There are many questions about atrial fibrillation: What is it? Why and how should it be treated? Medications, ablations, surgery - the confusing menu of treatment options is as baffling as the troublesome condition.
Patients have many treatment options, including the Convergent Procedure.
Kiser, who led the development of the Ex-Maze procedure for atrial fibrillation, and electrophysiologist Dr. Mark Landers combined their expertise to perform the groundbreaking Convergent Procedure on Jan. 23, 2009. Each physician had performed his specialty (the Ex-Maze by Kiser and the percutaneous endocardial catheter ablation by Landers) separately numerous times before, but never together until the January 2009 collaboration.

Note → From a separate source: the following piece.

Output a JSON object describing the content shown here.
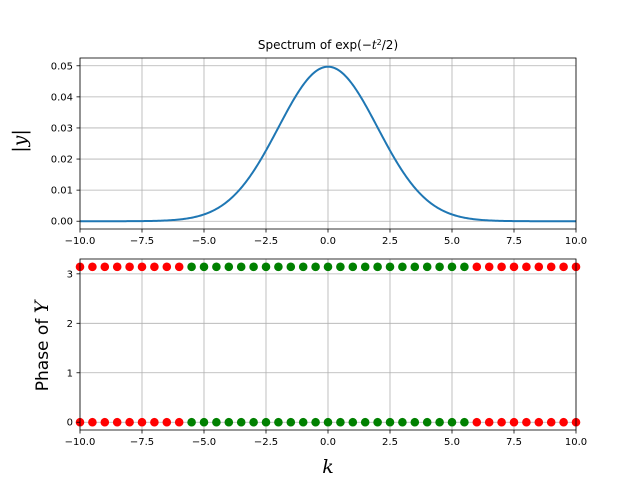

"The Convergent Proce-dure is significant, because we can now treat atrial fibrillation without chest incisions, and because by working with the electrophysiologist during the procedure, we can do a complete atrial fibrillation treatment," Kiser says.
"The power of this new procedure is that we have heart surgeons and cardiologists taking tried-and-true technologies and working together to provide the best option for the treatment of atrial fibrillation," Landers says.
Atrial fibrillation (a-fib), which affects an estimated 5 million people, is the most common type of heart rhythm disturbance.
It is the rapid, uncoordinated beating of the atria, the two upper chambers of the heart. The atria quiver instead of beating in rhythm when the electrical impulses that cause them to contract travel through the heart in chaotic fashion.
Some people with a-fib are severely debilitated by weakness, shortness of breath or pain while others have no symptoms at all.
The union of the Ex-Maze procedure and catheter ablation provides many benefits to the patient, including:
n Elimination of chest incisions
n Quicker recovery time
n Shorter hospital stay
n Minimal scarring
n Ablation testing at the time of the Ex-Maze to confirm appropriate treatment endpoints
During the Convergent Procedure, the Ex-Maze portion is performed through a small incision in the abdomen, while a small catheter is inserted in the large vein in the groin for the catheter ablation.
"This eliminates the need for sometimes painful incisions in the chest and allows instantaneous confirmation of the success of the procedure," Kiser says. "This approach allows the patient to have a quicker recovery and also allows us to add new lesions to parts of the heart that we couldn't reach before. In addition, it allows patients who travel from great distances for the treatment to be able to fly to the area instead of having to drive."
The Convergent Procedure can be used to treat all three types of atrial fibrillation, but focuses on those patients who have been difficult to treat with traditional methods.